This was the night before Mitch slipped into end-stage heart failure. His heart was already failing, we just didn't know it at the time. But this was our last night of normal.
Young Mitch was so tender. So frail.
“Hey Mitchie, it’s time to go to bed,” Natalie said softly. “Mom, will you help me off the floor? I don’t know what’s happening, but I can’t do it by myself anymore,” Mitch said with an even softer tone. Natalie reached down and scooped up our son with love and tenderness. She knew Mitch wanted to be independent, so she helped him to his feet, then he slowly walked to the bottom of the stairs. Then, he turned to his mother again as she lifted him once more and ascended the stairs.
I overheard Mitch say, “I love you, Mom,” as she carried him up the stairs.

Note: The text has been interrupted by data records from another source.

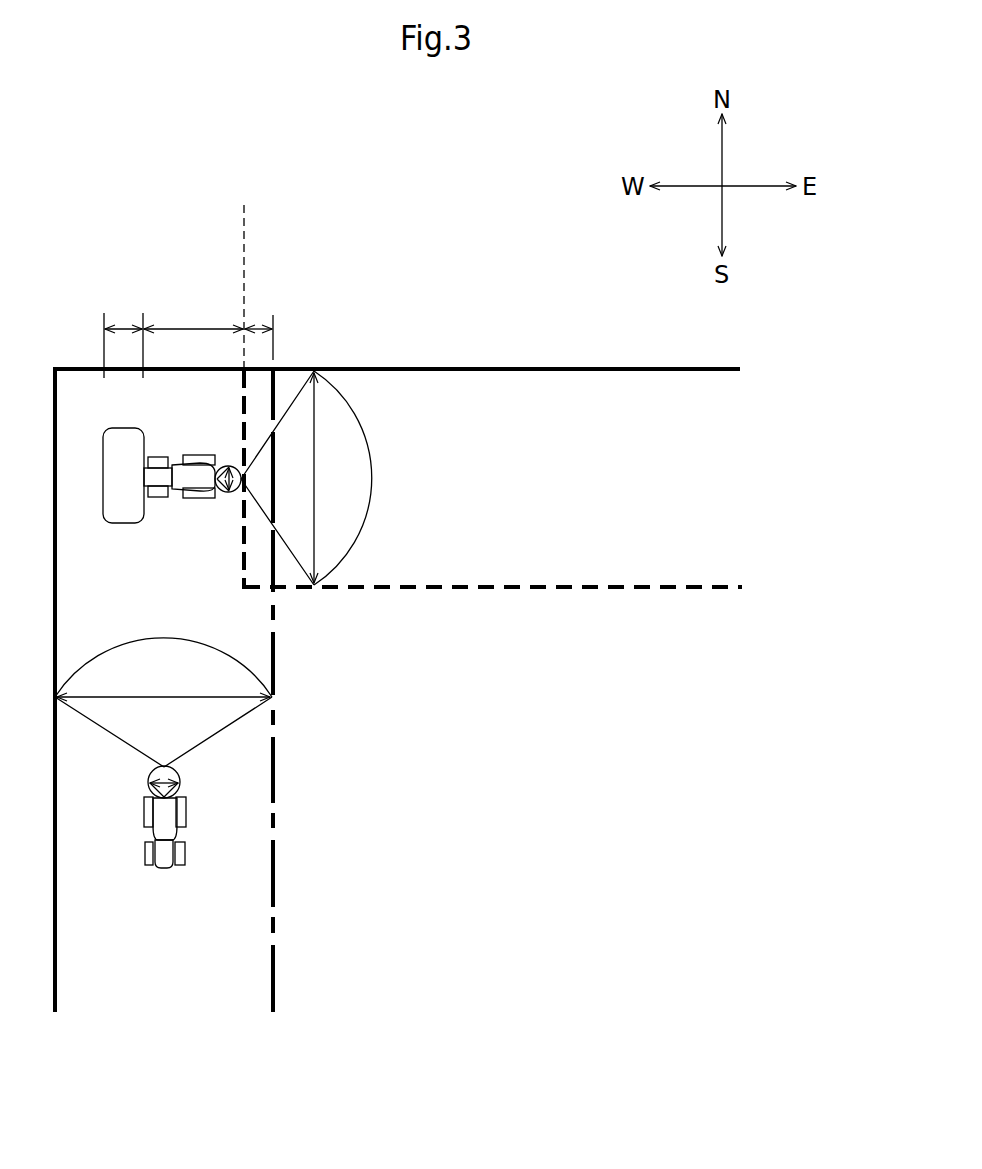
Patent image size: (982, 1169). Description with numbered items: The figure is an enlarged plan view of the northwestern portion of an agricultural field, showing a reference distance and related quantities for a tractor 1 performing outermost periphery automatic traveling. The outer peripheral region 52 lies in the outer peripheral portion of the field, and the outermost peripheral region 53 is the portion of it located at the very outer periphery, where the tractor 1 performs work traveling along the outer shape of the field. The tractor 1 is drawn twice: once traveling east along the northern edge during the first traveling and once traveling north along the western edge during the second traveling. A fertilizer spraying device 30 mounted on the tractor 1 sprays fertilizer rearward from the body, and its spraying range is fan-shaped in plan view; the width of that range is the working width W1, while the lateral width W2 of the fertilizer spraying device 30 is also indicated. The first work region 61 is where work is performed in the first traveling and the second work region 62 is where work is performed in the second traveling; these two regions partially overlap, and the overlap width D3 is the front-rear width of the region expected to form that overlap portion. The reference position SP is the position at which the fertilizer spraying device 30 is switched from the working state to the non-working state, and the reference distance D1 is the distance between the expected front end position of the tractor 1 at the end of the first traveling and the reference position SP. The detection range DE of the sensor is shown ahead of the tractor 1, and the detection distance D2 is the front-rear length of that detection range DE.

The tractor 1 is at (178, 466).
The fertilizer spraying device 30 is at (233, 466).
The outer peripheral region 52 is at (482, 759).
The outermost peripheral region 53 is at (517, 405).
The first work region 61 is at (505, 590).
The second work region 62 is at (274, 767).
The detection range DE is at (123, 524).
The reference position SP is at (245, 272).
The working width W1 is at (213, 569).
The lateral width W2 is at (207, 496).
The reference distance D1 is at (193, 311).
The detection distance D2 is at (123, 336).
The overlap width D3 is at (258, 354).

My heart swelled for a moment, then I sensed something terrible was about to happen, and my heart fell to the floor and I scrambled to catch my breath.
Soon little Mitch would drift off into that place of dreams. Each night, I knelt at my son’s bed and prayed to my Father that Mitchell’s dreams would be sweet. I prayed for his health and well-being. I prayed that I could somehow take that bitter cup and suffer for him – so I might spare my little boy such hardship.
It was something of a bitter irony that at the moment of this photo we prayed for Mitchell’s health, then a week later we found ourselves frantically praying for more time. Soon our prayers changed again, and as death drew near, we prayed for a gentle, yet quick death. We desperately didn’t want Mitch to suffer - and we knew so much could go so wrong. We were terrified … and we soaked our pillows with tears.
The night Mitch passed away, Natalie wept over our son’s body for hours. She has since shared with me on several occasions the tender and sacred impressions she received that night. Though Natalie was in deep agony, she also felt moments of Mitchell’s tender presence. She wasn’t looking for it – instead, those impressions came distinctly and unexpectedly. During those sacred moments, she felt Mitchell’s soul was allowed to linger and that her soul was touched by little Mitch who was about to travel to that place beyond the hills, that place we cannot see. It was almost as if he said, “I’m okay mommy.” Natalie was overwhelmed with an impression (different than a feeling) that Mitch had a particular purpose on this earth, and though painful to carry the weight of sorrow, she suddenly felt profoundly honored to be Mitchell’s mother. When she shared that with me, I nearly fell to my knees and wept. In that moment, I was reminded of the sacred relationship mothers have with their children – and that I was merely a small part, perhaps even a spectator, of a much greater plan.
The work of motherhood, I’ve observed, is quite different than that of a father. I’m not talking about sharing household duties, shuttling kids from one place to the next, or helping them with homework; I’m talking about the sacred and spiritual bond a mother has with her child. It is a relationship unmatched in all the universe – and I stand in reverence of it.
I think Kate Bush said it best in her song, “This Woman’s Work”:
I stand outside this woman's work
This woman's world
Ooh, it's hard on the man
Now his part is over
Now starts the craft of the Father
I believe one day when this life is over our eyes will be truly opened and we will see mothers in all their majesty and greatness. Men will have been a small player on a much grander stage. We will discover the greatest work that will ever be done in this life is raising children – and none compare to influence of mothers. Therein we see the craft of our Father.